AIR 2004 SC 1264 which is a case of single injury the Supreme Court held that in order to ascertain whether the offence has been committed under any of the Exception of section 300, IPC. the nature of injury, the part of the body where it is caused and the force which was used would be relevant factors. We have already held that on account of the repeated blows caused by appellant Mohan Singh to the deceased on the abdominal region omentum came out and, therefore for no rhyme or reason it can be held that appellants have committed any offence lesser to section 302, IPC. Thus the decisions of Sikander alias Mohd. Safiq (1999 Cri LJ 2098) (supra). Wazir Chand ( AIR 1978 SC 315 ) (supra). Kikar Singh (supra), Rajendra Singh (1993 Cri LJ 3255) (supra), decision of the Supreme Court Sukhdev Singh (2003 Cri LJ 4315) (supra) placed reliance by the learned counsel for the appellants are distinguishable on the facts, 24. We have also gone through the testimony of Dr.
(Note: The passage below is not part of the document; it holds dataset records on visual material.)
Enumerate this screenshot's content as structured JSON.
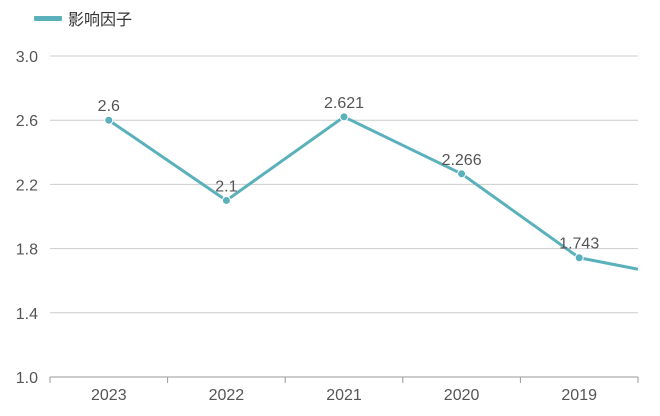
{
  "chart_data": {
    "type": "line",
    "title": "",
    "xlabel": "",
    "ylabel": "",
    "categories": [
      "2023",
      "2022",
      "2021",
      "2020",
      "2019"
    ],
    "series": [
      {
        "name": "影响因子",
        "values": [
          2.6,
          2.1,
          2.621,
          2.266,
          1.743
        ],
        "labels": [
          "2.6",
          "2.1",
          "2.621",
          "2.266",
          "1.743"
        ],
        "trailing_value": 1.6
      }
    ],
    "ylim": [
      1.0,
      3.0
    ],
    "yticks": [
      "1.0",
      "1.4",
      "1.8",
      "2.2",
      "2.6",
      "3.0"
    ],
    "grid": true,
    "legend_position": "top-left",
    "colors": {
      "series": "#5AB1BB",
      "grid": "#CCCCCC",
      "axis": "#999999"
    }
  }
}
Shridhar Sharma (PW-8) and the MLC report of Mangal Singh in which as many as 9 incised wounds have been found and first three injuries are on abdominal region and, therefore, according to us appellants have committed the offence punishable under section 307/34 IPC. Dr. Shridhar Sharma (PW-8) has further opined that injuries No. 1 to 3 were dangerous to life. Thus according to us, learned trial Court did not commit any error in convicting the appellants under section 307/34 IPC also. The conviction of appellants under sections 302/34 and 307/34 IPC is hereby I upheld. 25. Resultantly, this appeal is found to be devoid of any substance and the same is hereby dismissed. Appeal dismissed.